Die Rechtsgrundlage für die Anordnung leitet sich aus Art. 76 Satz 1 BayBO ab, denn ohne die Duldungsanordnung wäre der Kläger zu 1) rechtlich nicht in der Lage, die durch den Anbau geschaffene baurechtswidrige Lage zu beseitigen, ohne gegenüber dem unter Umständen nicht zustimmenden Mieter des Grundstücks eine verbotene Eigenmacht zu begehen. Auch gegen die Zwangsgeldandrohung gegenüber dem Kläger zu 2) bestehen keine rechtlichen Bedenken (vgl. Art. 29, 31, 36 VwZVG).

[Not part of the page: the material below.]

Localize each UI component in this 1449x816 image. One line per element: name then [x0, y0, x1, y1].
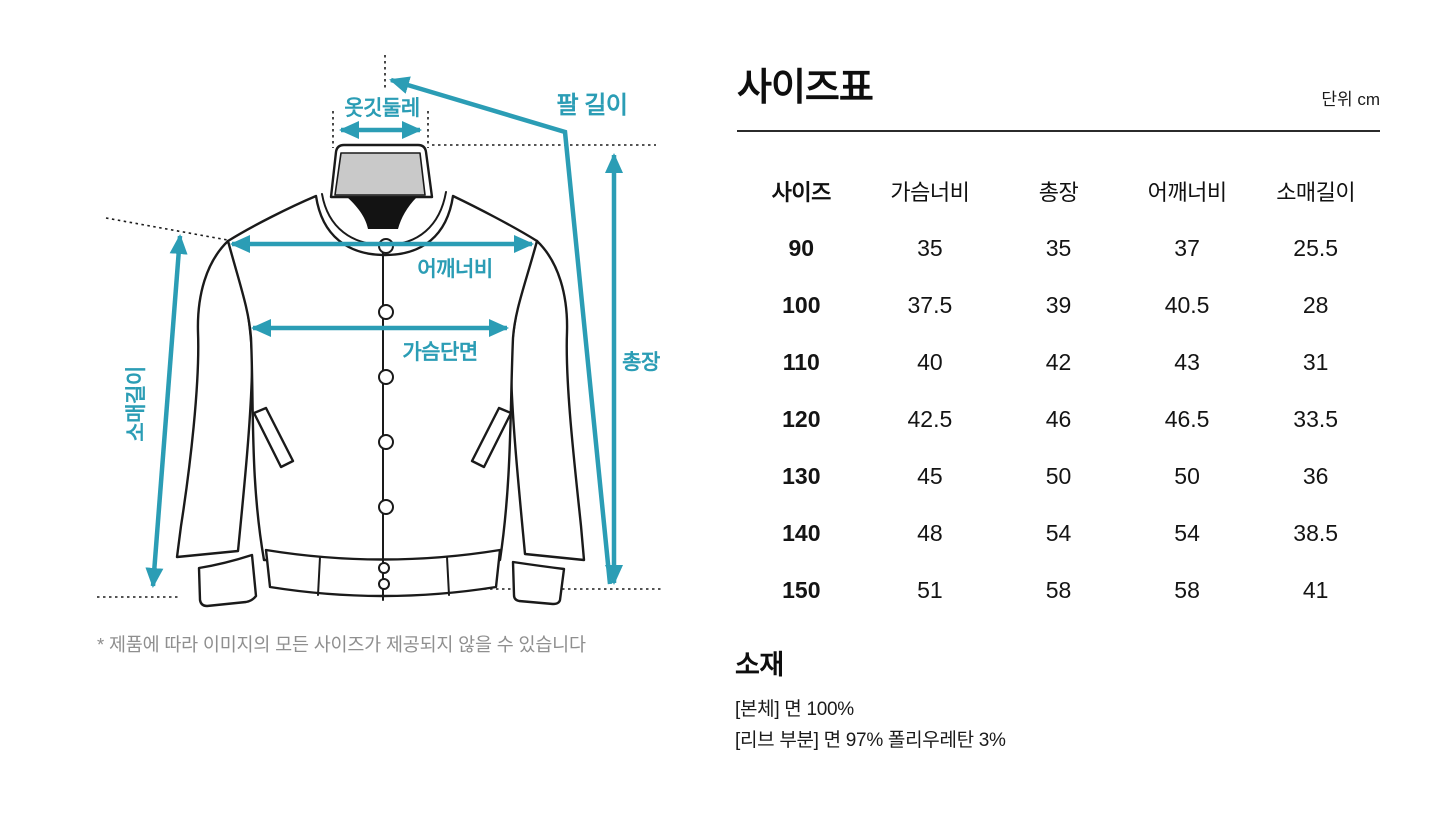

Die Kostenentscheidung beruht auf §§ 154 Abs. 1, 159 Satz 1 VwGO i. V. m. § 100 ZPO, die Entscheidung über die vorläufige Vollstreckbarkeit auf § 167 VwGO i. V. m. §§ 708 ff. ZPO.
Rechtsmittelbelehrung:
Nach §§ 124, 124 a Abs. 4 VwGO können die Beteiligten die Zulassung der Berufung gegen dieses Urteil innerhalb eines Monats nach Zustellung beim Bayerischen Verwaltungsgericht München,
Hausanschrift: Bayerstraße 30, 80335 München, oder
Postanschrift: Postfach 20 05 43, 80005 München
beantragen. In dem Antrag ist das angefochtene Urteil zu bezeichnen. Dem Antrag sollen vier Abschriften beigefügt werden.

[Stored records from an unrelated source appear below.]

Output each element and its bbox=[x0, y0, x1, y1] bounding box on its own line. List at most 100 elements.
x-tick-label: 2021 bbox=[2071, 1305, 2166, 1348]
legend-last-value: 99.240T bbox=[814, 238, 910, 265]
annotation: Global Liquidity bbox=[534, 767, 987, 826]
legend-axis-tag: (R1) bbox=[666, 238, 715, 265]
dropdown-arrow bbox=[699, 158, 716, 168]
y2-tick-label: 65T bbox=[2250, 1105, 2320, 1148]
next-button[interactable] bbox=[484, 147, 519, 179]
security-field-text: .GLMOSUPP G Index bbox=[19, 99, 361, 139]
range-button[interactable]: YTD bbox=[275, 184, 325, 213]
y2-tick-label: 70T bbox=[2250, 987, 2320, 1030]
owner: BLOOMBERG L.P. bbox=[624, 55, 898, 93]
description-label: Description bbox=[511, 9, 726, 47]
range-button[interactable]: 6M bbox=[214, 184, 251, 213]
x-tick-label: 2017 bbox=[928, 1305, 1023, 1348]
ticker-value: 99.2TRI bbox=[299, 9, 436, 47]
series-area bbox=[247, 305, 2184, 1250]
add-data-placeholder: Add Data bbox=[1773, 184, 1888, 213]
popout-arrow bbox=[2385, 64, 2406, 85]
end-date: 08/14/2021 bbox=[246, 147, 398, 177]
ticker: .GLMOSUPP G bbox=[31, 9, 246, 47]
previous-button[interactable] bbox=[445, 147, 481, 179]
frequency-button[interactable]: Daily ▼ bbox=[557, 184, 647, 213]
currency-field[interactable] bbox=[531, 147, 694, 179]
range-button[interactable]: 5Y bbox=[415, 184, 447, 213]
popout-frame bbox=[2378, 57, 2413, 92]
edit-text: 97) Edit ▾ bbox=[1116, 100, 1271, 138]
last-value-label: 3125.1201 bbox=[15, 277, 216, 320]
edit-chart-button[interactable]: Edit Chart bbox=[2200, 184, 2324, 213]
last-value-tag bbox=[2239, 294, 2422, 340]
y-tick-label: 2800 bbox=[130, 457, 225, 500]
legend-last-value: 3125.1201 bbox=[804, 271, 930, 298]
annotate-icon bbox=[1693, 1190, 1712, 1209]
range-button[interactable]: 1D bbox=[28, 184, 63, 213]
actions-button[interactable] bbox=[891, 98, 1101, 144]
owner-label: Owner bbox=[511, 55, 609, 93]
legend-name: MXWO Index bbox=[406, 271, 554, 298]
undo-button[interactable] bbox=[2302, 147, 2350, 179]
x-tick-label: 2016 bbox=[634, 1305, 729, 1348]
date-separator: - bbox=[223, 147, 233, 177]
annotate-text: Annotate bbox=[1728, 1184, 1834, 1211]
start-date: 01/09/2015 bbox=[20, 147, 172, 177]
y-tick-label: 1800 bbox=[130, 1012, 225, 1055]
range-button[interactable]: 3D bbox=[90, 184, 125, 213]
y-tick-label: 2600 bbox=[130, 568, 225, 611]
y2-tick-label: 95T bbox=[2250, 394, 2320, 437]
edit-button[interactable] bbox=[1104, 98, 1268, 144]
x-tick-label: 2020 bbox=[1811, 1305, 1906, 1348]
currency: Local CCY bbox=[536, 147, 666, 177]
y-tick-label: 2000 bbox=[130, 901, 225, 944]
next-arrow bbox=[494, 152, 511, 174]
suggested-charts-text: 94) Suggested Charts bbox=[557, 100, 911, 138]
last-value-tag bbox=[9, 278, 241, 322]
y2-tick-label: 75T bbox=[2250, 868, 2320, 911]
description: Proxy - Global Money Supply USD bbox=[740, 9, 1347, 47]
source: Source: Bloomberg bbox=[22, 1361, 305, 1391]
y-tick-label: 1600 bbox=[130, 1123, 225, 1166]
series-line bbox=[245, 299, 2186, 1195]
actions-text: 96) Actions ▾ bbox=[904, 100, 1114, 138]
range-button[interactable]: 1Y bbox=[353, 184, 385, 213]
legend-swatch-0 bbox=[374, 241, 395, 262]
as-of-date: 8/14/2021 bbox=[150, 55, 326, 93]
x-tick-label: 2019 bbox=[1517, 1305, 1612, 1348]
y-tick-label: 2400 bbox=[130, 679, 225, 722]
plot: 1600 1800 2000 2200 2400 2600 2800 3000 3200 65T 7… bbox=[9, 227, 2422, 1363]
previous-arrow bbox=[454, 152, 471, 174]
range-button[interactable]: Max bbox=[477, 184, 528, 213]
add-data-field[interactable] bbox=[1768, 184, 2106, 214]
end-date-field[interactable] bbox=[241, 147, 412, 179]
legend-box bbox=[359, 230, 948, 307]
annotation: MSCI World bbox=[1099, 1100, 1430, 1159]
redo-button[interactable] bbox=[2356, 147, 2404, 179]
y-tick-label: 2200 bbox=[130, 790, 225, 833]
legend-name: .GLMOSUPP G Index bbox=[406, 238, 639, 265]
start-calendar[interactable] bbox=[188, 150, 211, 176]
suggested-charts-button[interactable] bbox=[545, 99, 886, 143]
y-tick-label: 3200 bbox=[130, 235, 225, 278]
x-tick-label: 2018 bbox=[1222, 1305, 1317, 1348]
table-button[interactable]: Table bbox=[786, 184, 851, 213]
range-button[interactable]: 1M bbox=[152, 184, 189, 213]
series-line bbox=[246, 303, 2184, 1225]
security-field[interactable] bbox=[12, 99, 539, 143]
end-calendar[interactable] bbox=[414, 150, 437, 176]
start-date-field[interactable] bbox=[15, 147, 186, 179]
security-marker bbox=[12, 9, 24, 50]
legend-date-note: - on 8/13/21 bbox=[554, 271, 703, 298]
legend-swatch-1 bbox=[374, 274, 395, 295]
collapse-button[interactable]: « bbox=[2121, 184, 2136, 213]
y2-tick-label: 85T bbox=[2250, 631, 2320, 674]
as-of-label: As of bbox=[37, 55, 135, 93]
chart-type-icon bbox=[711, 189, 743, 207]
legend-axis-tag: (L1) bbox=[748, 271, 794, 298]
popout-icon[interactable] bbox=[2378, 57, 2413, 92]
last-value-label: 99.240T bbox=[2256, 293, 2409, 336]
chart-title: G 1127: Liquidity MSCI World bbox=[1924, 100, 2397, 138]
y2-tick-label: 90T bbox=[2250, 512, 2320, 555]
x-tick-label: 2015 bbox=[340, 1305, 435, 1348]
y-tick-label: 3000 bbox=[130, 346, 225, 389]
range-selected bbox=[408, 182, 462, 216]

Innerhalb von zwei Monaten nach Zustellung dieses Urteils sind die Gründe darzulegen, aus denen die Berufung zuzulassen ist. Die Begründung ist bei dem Bayerischen Verwaltungsgerichtshof,
Hausanschrift in München: Ludwigstraße 23, 80539 München, oder
Postanschrift in München: Postfach 34 01 48, 80098 München
Hausanschrift in Ansbach: Montgelasplatz 1, 91522 Ansbach
einzureichen, soweit sie nicht bereits mit dem Antrag vorgelegt worden ist.

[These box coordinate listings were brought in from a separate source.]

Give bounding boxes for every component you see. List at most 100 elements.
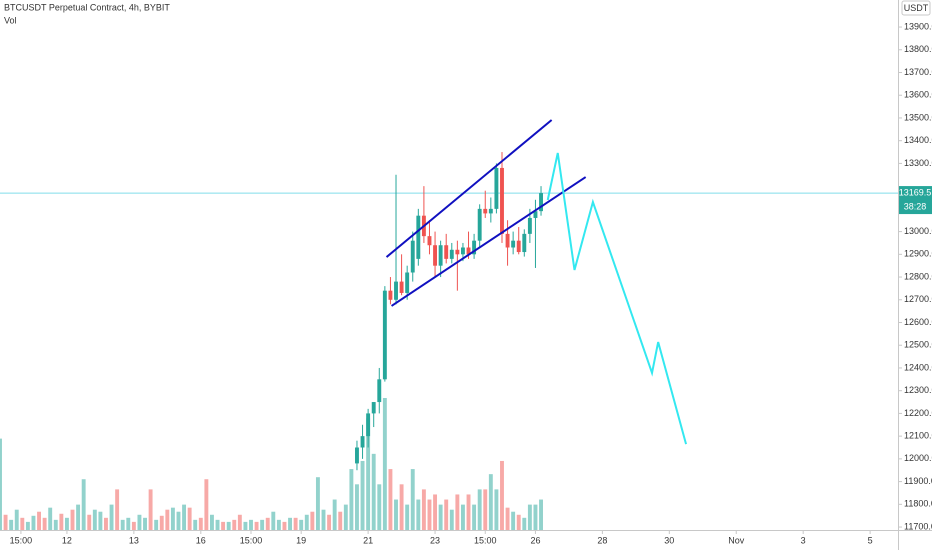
candle-body xyxy=(449,249,454,259)
y-tick-label: 11700.0 xyxy=(904,521,932,531)
volume-bar xyxy=(81,479,86,530)
candle-body xyxy=(427,236,432,246)
volume-bar xyxy=(433,494,438,530)
countdown-label: 38:28 xyxy=(904,201,927,211)
volume-bar xyxy=(455,494,460,530)
candle-body xyxy=(527,217,532,234)
x-tick-label: 12 xyxy=(62,535,72,545)
candle-body xyxy=(405,272,410,293)
volume-bar xyxy=(466,494,471,530)
x-tick-label: 26 xyxy=(530,535,540,545)
y-tick-label: 12600.0 xyxy=(904,317,932,327)
candle-body xyxy=(388,290,393,300)
volume-bar xyxy=(304,514,309,530)
y-tick-label: 12700.0 xyxy=(904,294,932,304)
volume-bar xyxy=(349,469,354,530)
volume-bar xyxy=(449,509,454,530)
candle-body xyxy=(355,447,359,464)
drawing-line xyxy=(546,152,688,445)
volume-bar xyxy=(115,489,120,530)
candle-body xyxy=(360,436,365,448)
y-tick-label: 12200.0 xyxy=(904,408,932,418)
x-tick-label: 28 xyxy=(597,535,607,545)
x-tick-label: 15:00 xyxy=(240,535,263,545)
x-tick-label: 16 xyxy=(196,535,206,545)
candle-body xyxy=(483,208,488,214)
candle-body xyxy=(522,233,527,253)
volume-bar xyxy=(355,484,359,530)
candle-body xyxy=(366,413,371,437)
volume-bar xyxy=(20,517,25,530)
volume-bar xyxy=(522,517,527,530)
volume-bar xyxy=(527,504,532,530)
y-tick-label: 12000.0 xyxy=(904,453,932,463)
candle-body xyxy=(382,290,387,380)
volume-bar xyxy=(382,398,387,530)
volume-bar xyxy=(438,504,443,530)
volume-bar xyxy=(53,519,58,530)
candle-body xyxy=(455,249,460,255)
candle-body xyxy=(500,167,504,234)
volume-bar xyxy=(276,519,281,530)
volume-bar xyxy=(472,504,477,530)
candle-body xyxy=(466,247,471,255)
x-tick-label: 19 xyxy=(296,535,306,545)
y-tick-label: 12900.0 xyxy=(904,249,932,259)
volume-bar xyxy=(516,514,521,530)
volume-bar xyxy=(232,519,237,530)
volume-bar xyxy=(243,521,248,530)
x-tick-label: 30 xyxy=(664,535,674,545)
volume-bar xyxy=(221,521,226,530)
y-tick-label: 11900.0 xyxy=(904,476,932,486)
candle-body xyxy=(511,240,516,248)
volume-bar xyxy=(293,517,298,530)
last-price-box xyxy=(899,186,932,215)
candle-body xyxy=(477,208,482,241)
volume-bar xyxy=(237,514,242,530)
volume-bar xyxy=(539,499,543,530)
volume-bar xyxy=(64,517,69,530)
volume-bar xyxy=(271,511,276,530)
volume-bar xyxy=(25,521,30,530)
y-tick-label: 12400.0 xyxy=(904,362,932,372)
volume-bar xyxy=(394,499,398,530)
y-tick-label: 12800.0 xyxy=(904,271,932,281)
candle-body xyxy=(399,281,404,293)
y-tick-label: 13000.0 xyxy=(904,226,932,236)
volume-bar xyxy=(410,469,415,530)
volume-bar xyxy=(37,511,41,530)
volume-bar xyxy=(444,499,449,530)
volume-bar xyxy=(176,511,181,530)
y-tick-label: 11800.0 xyxy=(904,499,932,509)
candle-body xyxy=(488,208,493,214)
candle-body xyxy=(416,215,421,259)
volume-bar xyxy=(76,504,81,530)
candle-body xyxy=(444,245,449,259)
volume-bar xyxy=(288,517,292,530)
x-tick-label: Nov xyxy=(728,535,745,545)
y-tick-label: 13600.0 xyxy=(904,90,932,100)
volume-bar xyxy=(143,517,147,530)
volume-bar xyxy=(254,521,259,530)
volume-bar xyxy=(109,504,114,530)
volume-bar xyxy=(427,499,432,530)
volume-bar xyxy=(59,513,64,530)
volume-bar xyxy=(31,515,36,530)
volume-bar xyxy=(159,515,164,530)
volume-bar xyxy=(327,514,332,530)
volume-bar xyxy=(477,489,482,530)
volume-bar xyxy=(488,474,493,530)
volume-bar xyxy=(126,517,131,530)
y-tick-label: 13900.0 xyxy=(904,21,932,31)
volume-bar xyxy=(388,469,393,530)
volume-bar xyxy=(360,460,365,530)
volume-bar xyxy=(120,519,125,530)
volume-bar xyxy=(483,489,488,530)
volume-bar xyxy=(260,519,265,530)
volume-bar xyxy=(87,514,92,530)
volume-bar xyxy=(154,519,159,530)
volume-bar xyxy=(343,504,348,530)
x-tick-label: 15:00 xyxy=(474,535,497,545)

Über die Zulassung der Berufung entscheidet der Bayerische Verwaltungsgerichtshof.
Vor dem Bayerischen Verwaltungsgerichtshof müssen sich die Beteiligten, außer im Prozesskostenhilfeverfahren, durch Prozessbevollmächtigte vertreten lassen. Dies gilt auch für Prozesshandlungen, durch die ein Verfahren vor dem Bayerischen Verwaltungsgerichtshof eingeleitet wird. Als Prozessbevollmächtigte zugelassen sind neben Rechtsanwälten und den in § 67 Abs. 2 Satz 1 VwGO genannten Rechtslehrern mit Befähigung zum Richteramt die in § 67 Abs. 4 Sätze 4 und 7 VwGO sowie in §§ 3, 5 RDGEG bezeichneten Personen und Organisationen.
Beschluss:
Der Streitwert wird auf EUR 5000 festgesetzt (§ 52 Abs. 2 Gerichtskostengesetz -GKG-).
Rechtsmittelbelehrung:
Gegen diesen Beschluss steht den Beteiligten die Beschwerde an den Bayerischen Verwaltungsgerichtshof zu, wenn der Wert des Beschwerdegegenstandes EUR 200,- übersteigt oder die Beschwerde zugelassen wurde. Die Beschwerde ist innerhalb von sechs Monaten, nachdem die Entscheidung in der Hauptsache Rechtskraft erlangt oder das Verfahren sich anderweitig erledigt hat, beim Bayerischen Verwaltungsgericht München,
Hausanschrift: Bayerstraße 30, 80335 München, oder
Postanschrift: Postfach 20 05 43, 80005 München
einzulegen.
Ist der Streitwert später als einen Monat vor Ablauf dieser Frist festgesetzt worden, kann die Beschwerde auch noch innerhalb eines Monats nach Zustellung oder formloser Mitteilung des Festsetzungsbeschlusses eingelegt werden.
Der Beschwerdeschrift eines Beteiligten sollen Abschriften für die übrigen Beteiligten beigefügt werden.